Ella inclinó ligeramente la cabeza, leyó una línea en el monitor, y su expresión cambió. Luego pronunció lentamente:
«Hay una anotación: “Reembolso a nombre de mi tía — la única persona que me amó sin pedir nada a cambio.”»
Hizo una pausa y añadió: «Remitente: Tran Minh. Hace dos años.»
Sentí que mis piernas se aflojaban, como si estuviera perdiendo el suelo bajo mis pies. Me aferré al mostrador para no caer. Por un momento, no vi el vestíbulo del banco, ni a los clientes, ni las paredes: solo veía ese pequeño bulto empapado frente al templo y mis brazos apretándolo contra mi pecho.
Minh no me había olvidado.
Él había pagado todo.
En silencio, tal como había desaparecido.

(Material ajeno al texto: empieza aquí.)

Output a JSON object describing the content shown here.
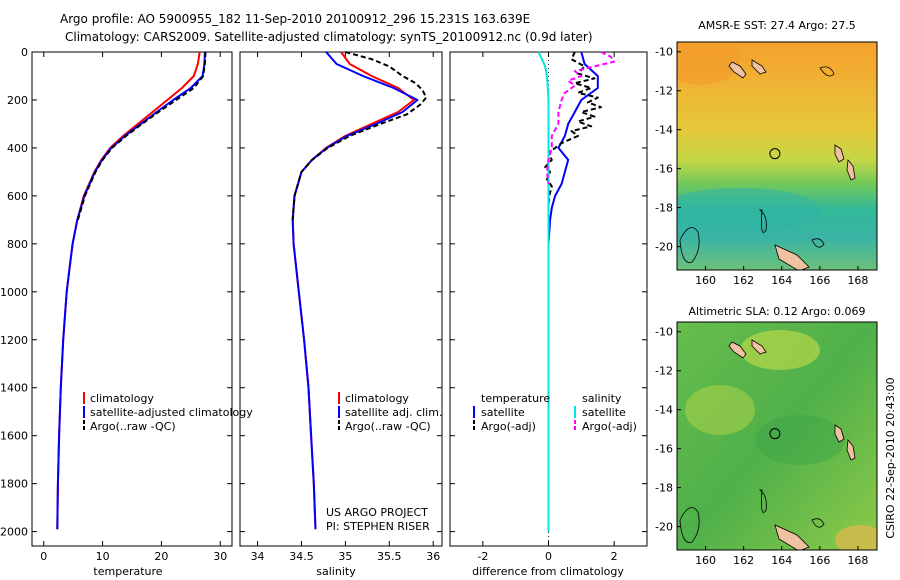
{
  "header": {
    "line1": "Argo profile: AO 5900955_182 11-Sep-2010 20100912_296 15.231S 163.639E",
    "line2": "Climatology: CARS2009. Satellite-adjusted climatology: synTS_20100912.nc (0.9d later)"
  },
  "side_label": "CSIRO 22-Sep-2010 20:43:00",
  "credits": {
    "line1": "US ARGO PROJECT",
    "line2": "PI: STEPHEN RISER"
  },
  "colors": {
    "climatology": "#ff0000",
    "satellite": "#0000ff",
    "argo": "#000000",
    "sat_salt": "#00e5e5",
    "argo_salt": "#ff00ff"
  },
  "chart_data": [
    {
      "id": "temperature",
      "type": "line",
      "xlabel": "temperature",
      "ylabel": "",
      "xlim": [
        -2,
        32
      ],
      "ylim": [
        2060,
        0
      ],
      "xticks": [
        0,
        10,
        20,
        30
      ],
      "yticks": [
        0,
        200,
        400,
        600,
        800,
        1000,
        1200,
        1400,
        1600,
        1800,
        2000
      ],
      "legend": [
        "climatology",
        "satellite-adjusted climatology",
        "Argo(..raw -QC)"
      ],
      "series": [
        {
          "name": "climatology",
          "color": "#ff0000",
          "dash": "",
          "depth": [
            0,
            50,
            100,
            150,
            200,
            250,
            300,
            350,
            400,
            450,
            500,
            600,
            700,
            800,
            900,
            1000,
            1200,
            1400,
            1600,
            1800,
            1990
          ],
          "values": [
            26.5,
            26.2,
            25.5,
            23.5,
            21.0,
            18.5,
            16.0,
            13.5,
            11.3,
            9.8,
            8.6,
            6.8,
            5.7,
            4.9,
            4.4,
            3.9,
            3.3,
            2.9,
            2.6,
            2.4,
            2.3
          ]
        },
        {
          "name": "satellite-adjusted climatology",
          "color": "#0000ff",
          "dash": "",
          "depth": [
            0,
            50,
            100,
            150,
            200,
            250,
            300,
            350,
            400,
            450,
            500,
            600,
            700,
            800,
            900,
            1000,
            1200,
            1400,
            1600,
            1800,
            1990
          ],
          "values": [
            27.4,
            27.3,
            27.0,
            25.0,
            22.0,
            19.2,
            16.5,
            13.8,
            11.5,
            9.9,
            8.7,
            6.9,
            5.7,
            4.9,
            4.4,
            3.9,
            3.3,
            2.9,
            2.6,
            2.4,
            2.3
          ]
        },
        {
          "name": "Argo(..raw -QC)",
          "color": "#000000",
          "dash": "5,3",
          "depth": [
            0,
            50,
            100,
            150,
            200,
            250,
            300,
            350,
            400,
            450,
            500,
            600,
            700
          ],
          "values": [
            27.5,
            27.4,
            27.1,
            25.5,
            22.5,
            19.5,
            16.7,
            14.0,
            11.6,
            10.0,
            8.8,
            7.0,
            5.8
          ]
        }
      ]
    },
    {
      "id": "salinity",
      "type": "line",
      "xlabel": "salinity",
      "ylabel": "",
      "xlim": [
        33.8,
        36.1
      ],
      "ylim": [
        2060,
        0
      ],
      "xticks": [
        34,
        34.5,
        35,
        35.5,
        36
      ],
      "yticks": [],
      "legend": [
        "climatology",
        "satellite adj. clim.",
        "Argo(..raw -QC)"
      ],
      "series": [
        {
          "name": "climatology",
          "color": "#ff0000",
          "dash": "",
          "depth": [
            0,
            50,
            100,
            150,
            200,
            250,
            300,
            350,
            400,
            450,
            500,
            600,
            700,
            800,
            900,
            1000,
            1200,
            1400,
            1600,
            1800,
            1990
          ],
          "values": [
            34.95,
            35.05,
            35.3,
            35.6,
            35.78,
            35.6,
            35.3,
            35.0,
            34.78,
            34.62,
            34.5,
            34.42,
            34.4,
            34.41,
            34.44,
            34.47,
            34.53,
            34.58,
            34.61,
            34.64,
            34.66
          ]
        },
        {
          "name": "satellite adj. clim.",
          "color": "#0000ff",
          "dash": "",
          "depth": [
            0,
            50,
            100,
            150,
            200,
            250,
            300,
            350,
            400,
            450,
            500,
            600,
            700,
            800,
            900,
            1000,
            1200,
            1400,
            1600,
            1800,
            1990
          ],
          "values": [
            34.78,
            34.9,
            35.2,
            35.55,
            35.82,
            35.65,
            35.35,
            35.02,
            34.79,
            34.62,
            34.5,
            34.42,
            34.4,
            34.41,
            34.44,
            34.47,
            34.53,
            34.58,
            34.61,
            34.64,
            34.66
          ]
        },
        {
          "name": "Argo(..raw -QC)",
          "color": "#000000",
          "dash": "5,3",
          "depth": [
            0,
            30,
            60,
            100,
            130,
            160,
            190,
            220,
            260,
            300,
            350,
            400,
            450,
            500,
            600,
            700
          ],
          "values": [
            35.0,
            35.3,
            35.5,
            35.65,
            35.8,
            35.88,
            35.92,
            35.85,
            35.7,
            35.4,
            35.05,
            34.8,
            34.62,
            34.5,
            34.42,
            34.4
          ]
        }
      ]
    },
    {
      "id": "difference",
      "type": "line",
      "xlabel": "difference from climatology",
      "ylabel": "",
      "xlim": [
        -3,
        3
      ],
      "ylim": [
        2060,
        0
      ],
      "xticks": [
        -2,
        0,
        2
      ],
      "yticks": [],
      "legend_temp_title": "temperature",
      "legend_salt_title": "salinity",
      "legend": [
        "satellite",
        "Argo(-adj)",
        "satellite",
        "Argo(-adj)"
      ],
      "series": [
        {
          "name": "temperature satellite",
          "color": "#0000ff",
          "dash": "",
          "depth": [
            0,
            50,
            100,
            150,
            200,
            250,
            300,
            350,
            400,
            450,
            500,
            550,
            600,
            650,
            700,
            800,
            900,
            1000,
            1200,
            1400,
            1600,
            1800,
            2000
          ],
          "values": [
            1.0,
            1.1,
            1.5,
            1.5,
            1.0,
            0.8,
            0.6,
            0.5,
            0.3,
            0.6,
            0.5,
            0.4,
            0.2,
            0.1,
            0.05,
            0.0,
            0.0,
            0.0,
            0.0,
            0.0,
            0.0,
            0.0,
            0.0
          ]
        },
        {
          "name": "temperature Argo(-adj)",
          "color": "#000000",
          "dash": "5,3",
          "depth": [
            0,
            30,
            60,
            90,
            110,
            130,
            150,
            170,
            190,
            210,
            230,
            250,
            270,
            290,
            310,
            330,
            350,
            380,
            400,
            420,
            450,
            480,
            500,
            530,
            560,
            600,
            650,
            700
          ],
          "values": [
            0.8,
            0.7,
            1.1,
            0.9,
            1.4,
            0.8,
            1.3,
            0.9,
            1.5,
            1.2,
            1.6,
            1.0,
            1.4,
            0.9,
            1.3,
            0.7,
            0.9,
            0.4,
            0.2,
            0.0,
            0.1,
            -0.1,
            0.05,
            -0.05,
            0.1,
            0.02,
            0.0,
            0.0
          ]
        },
        {
          "name": "salinity satellite",
          "color": "#00e5e5",
          "dash": "",
          "depth": [
            0,
            30,
            60,
            100,
            150,
            200,
            300,
            400,
            500,
            600,
            700,
            800,
            1000,
            1200,
            1400,
            1600,
            1800,
            2000
          ],
          "values": [
            -0.3,
            -0.2,
            -0.1,
            -0.05,
            -0.02,
            0.0,
            0.0,
            0.0,
            0.0,
            0.0,
            0.0,
            0.0,
            0.0,
            0.0,
            0.0,
            0.0,
            0.0,
            0.0
          ]
        },
        {
          "name": "salinity Argo(-adj)",
          "color": "#ff00ff",
          "dash": "5,3",
          "depth": [
            0,
            20,
            40,
            60,
            80,
            100,
            120,
            140,
            170,
            200,
            250,
            300,
            350,
            400,
            450,
            500,
            550
          ],
          "values": [
            1.6,
            1.9,
            2.0,
            1.4,
            0.8,
            1.0,
            0.6,
            0.8,
            0.5,
            0.4,
            0.3,
            0.3,
            0.1,
            0.1,
            0.0,
            -0.05,
            0.0
          ]
        }
      ]
    },
    {
      "id": "sst_map",
      "type": "heatmap",
      "title": "AMSR-E SST: 27.4 Argo: 27.5",
      "xlim": [
        158.5,
        169
      ],
      "ylim": [
        -21.2,
        -9.5
      ],
      "xticks": [
        160,
        162,
        164,
        166,
        168
      ],
      "yticks": [
        -10,
        -12,
        -14,
        -16,
        -18,
        -20
      ],
      "marker": {
        "lon": 163.639,
        "lat": -15.231
      }
    },
    {
      "id": "sla_map",
      "type": "heatmap",
      "title": "Altimetric SLA: 0.12 Argo: 0.069",
      "xlim": [
        158.5,
        169
      ],
      "ylim": [
        -21.2,
        -9.5
      ],
      "xticks": [
        160,
        162,
        164,
        166,
        168
      ],
      "yticks": [
        -10,
        -12,
        -14,
        -16,
        -18,
        -20
      ],
      "marker": {
        "lon": 163.639,
        "lat": -15.231
      }
    }
  ]
}
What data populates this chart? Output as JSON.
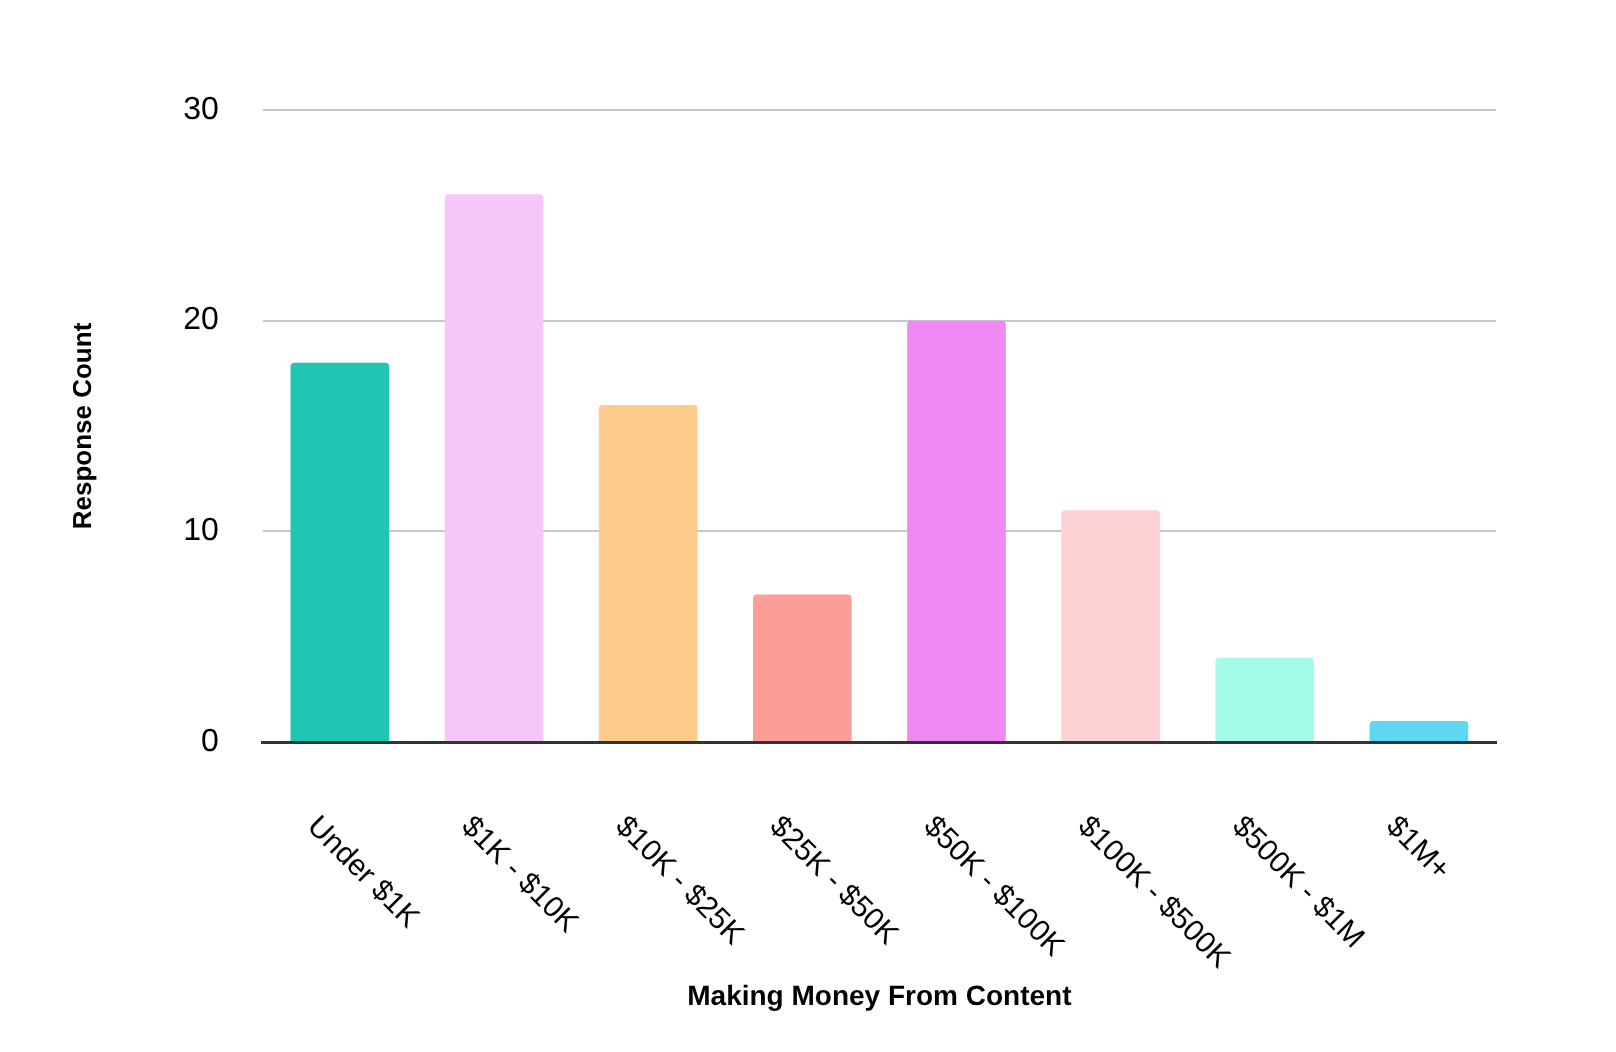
{
  "chart_data": {
    "type": "bar",
    "xlabel": "Making Money From Content",
    "ylabel": "Response Count",
    "categories": [
      "Under $1K",
      "$1K - $10K",
      "$10K - $25K",
      "$25K - $50K",
      "$50K - $100K",
      "$100K - $500K",
      "$500K - $1M",
      "$1M+"
    ],
    "values": [
      18,
      26,
      16,
      7,
      20,
      11,
      4,
      1
    ],
    "colors": [
      "#20c5b3",
      "#f7c6f8",
      "#fecb8c",
      "#fb9e96",
      "#f088f3",
      "#fed1d4",
      "#a4fbe8",
      "#5ed7f0"
    ],
    "ylim": [
      0,
      30
    ],
    "yticks": [
      0,
      10,
      20,
      30
    ],
    "grid": "y"
  }
}
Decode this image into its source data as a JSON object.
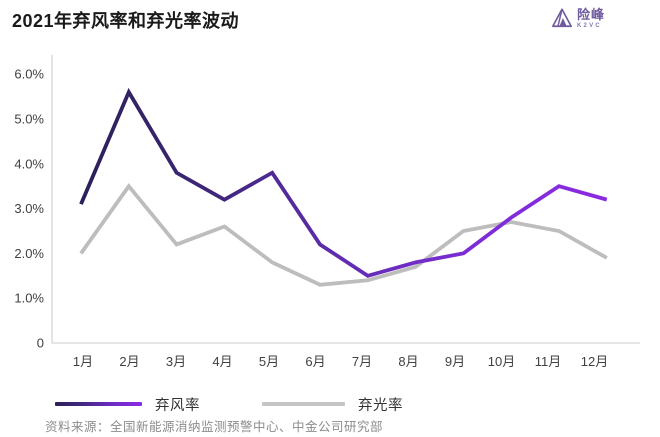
{
  "header": {
    "title": "2021年弃风率和弃光率波动",
    "logo": {
      "name": "险峰",
      "subtext": "K2VC"
    }
  },
  "chart_data": {
    "type": "line",
    "title": "2021年弃风率和弃光率波动",
    "categories": [
      "1月",
      "2月",
      "3月",
      "4月",
      "5月",
      "6月",
      "7月",
      "8月",
      "9月",
      "10月",
      "11月",
      "12月"
    ],
    "series": [
      {
        "name": "弃风率",
        "values": [
          3.1,
          5.6,
          3.8,
          3.2,
          3.8,
          2.2,
          1.5,
          1.8,
          2.0,
          2.8,
          3.5,
          3.2
        ],
        "color": "purple-gradient"
      },
      {
        "name": "弃光率",
        "values": [
          2.0,
          3.5,
          2.2,
          2.6,
          1.8,
          1.3,
          1.4,
          1.7,
          2.5,
          2.7,
          2.5,
          1.9
        ],
        "color": "#bdbdbd"
      }
    ],
    "yticks": [
      {
        "label": "6.0%",
        "value": 6
      },
      {
        "label": "5.0%",
        "value": 5
      },
      {
        "label": "4.0%",
        "value": 4
      },
      {
        "label": "3.0%",
        "value": 3
      },
      {
        "label": "2.0%",
        "value": 2
      },
      {
        "label": "1.0%",
        "value": 1
      },
      {
        "label": "0",
        "value": 0
      }
    ],
    "ylim": [
      0,
      6.43
    ],
    "xlabel": "",
    "ylabel": "",
    "grid": false,
    "legend_position": "bottom"
  },
  "legend": {
    "items": [
      {
        "label": "弃风率",
        "swatch": "purple-gradient"
      },
      {
        "label": "弃光率",
        "swatch": "gray"
      }
    ]
  },
  "footer": {
    "source": "资料来源：全国新能源消纳监测预警中心、中金公司研究部"
  },
  "colors": {
    "wind_line_start": "#2d2058",
    "wind_line_mid": "#5f2cae",
    "wind_line_end": "#8b2ae2",
    "solar_line": "#bdbdbd",
    "axis": "#d6d6d6",
    "tick_text": "#404040",
    "title_text": "#1a1a1a",
    "source_text": "#8c8c8c",
    "logo": "#6f5b9e"
  }
}
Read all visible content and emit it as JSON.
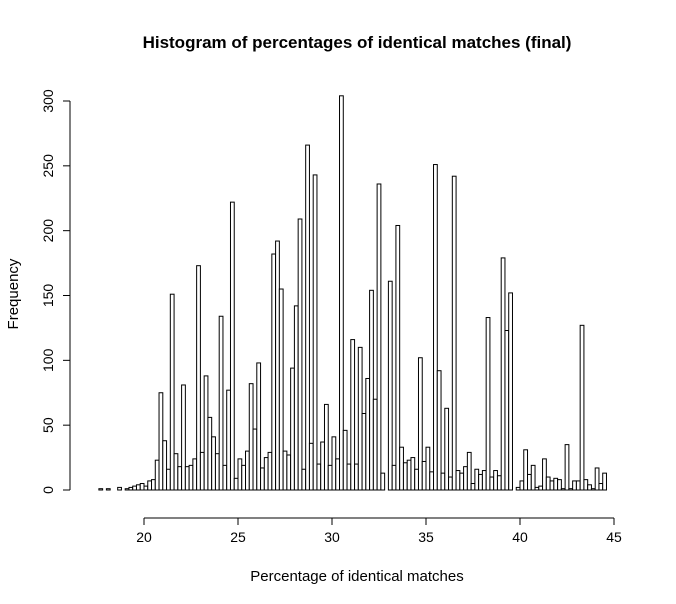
{
  "chart_data": {
    "type": "bar",
    "title": "Histogram of percentages of identical matches (final)",
    "xlabel": "Percentage of identical matches",
    "ylabel": "Frequency",
    "xlim": [
      17.5,
      45
    ],
    "ylim": [
      0,
      300
    ],
    "x_ticks": [
      20,
      25,
      30,
      35,
      40,
      45
    ],
    "y_ticks": [
      0,
      50,
      100,
      150,
      200,
      250,
      300
    ],
    "bin_width": 0.2,
    "bin_start": 17.6,
    "values": [
      1,
      0,
      1,
      0,
      0,
      2,
      0,
      1,
      2,
      3,
      4,
      5,
      3,
      7,
      8,
      23,
      75,
      38,
      16,
      151,
      28,
      18,
      81,
      18,
      19,
      24,
      173,
      29,
      88,
      56,
      41,
      28,
      134,
      19,
      77,
      222,
      9,
      24,
      19,
      30,
      82,
      47,
      98,
      17,
      25,
      29,
      182,
      192,
      155,
      30,
      27,
      94,
      142,
      209,
      16,
      266,
      36,
      243,
      20,
      37,
      66,
      19,
      41,
      24,
      304,
      46,
      20,
      116,
      20,
      110,
      59,
      86,
      154,
      70,
      236,
      13,
      0,
      161,
      19,
      204,
      33,
      21,
      23,
      25,
      16,
      102,
      22,
      33,
      14,
      251,
      92,
      13,
      63,
      10,
      242,
      15,
      13,
      18,
      29,
      5,
      16,
      12,
      15,
      133,
      10,
      15,
      11,
      179,
      123,
      152,
      0,
      2,
      7,
      31,
      12,
      19,
      2,
      3,
      24,
      10,
      7,
      9,
      8,
      1,
      35,
      1,
      7,
      7,
      127,
      8,
      4,
      1,
      17,
      5,
      13
    ]
  }
}
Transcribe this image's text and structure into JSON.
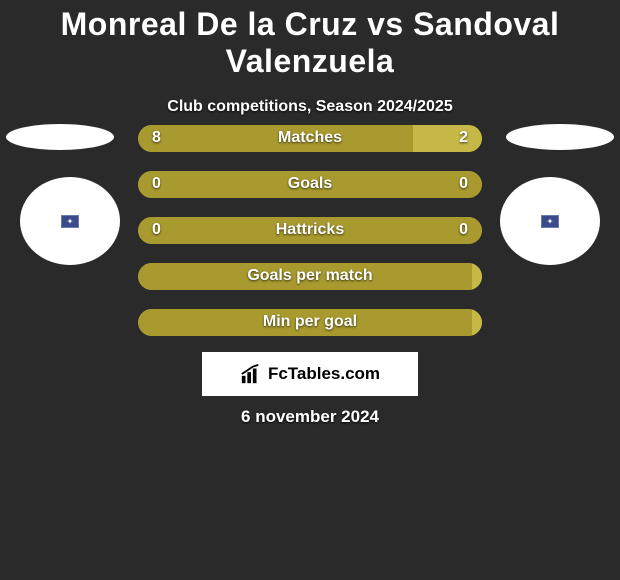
{
  "title": "Monreal De la Cruz vs Sandoval Valenzuela",
  "subtitle": "Club competitions, Season 2024/2025",
  "date": "6 november 2024",
  "logo_text": "FcTables.com",
  "colors": {
    "background": "#2a2a2a",
    "bar_left": "#a89a2e",
    "bar_right": "#c5b847",
    "text": "#ffffff",
    "logo_bg": "#ffffff",
    "logo_text": "#000000"
  },
  "bars": [
    {
      "label": "Matches",
      "left_value": "8",
      "right_value": "2",
      "left_pct": 80,
      "right_pct": 20,
      "show_values": true
    },
    {
      "label": "Goals",
      "left_value": "0",
      "right_value": "0",
      "left_pct": 100,
      "right_pct": 0,
      "show_values": true
    },
    {
      "label": "Hattricks",
      "left_value": "0",
      "right_value": "0",
      "left_pct": 100,
      "right_pct": 0,
      "show_values": true
    },
    {
      "label": "Goals per match",
      "left_value": "",
      "right_value": "",
      "left_pct": 97,
      "right_pct": 3,
      "show_values": false
    },
    {
      "label": "Min per goal",
      "left_value": "",
      "right_value": "",
      "left_pct": 97,
      "right_pct": 3,
      "show_values": false
    }
  ]
}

Las lágrimas comenzaron a caer allí, frente a todos, sin pudor. No eran lágrimas de rabia. Eran lágrimas de comprensión, aunque tardías y claras: quizás ese huérfano no se había ido para abandonarme… quizás había buscado, a su manera, el camino de regreso. Y sobre todo, había querido devolverme lo que le había dado: no el dinero —eso son solo números— sino la prueba de que el amor, incluso cuando no es de sangre, puede dejar raíces profundas.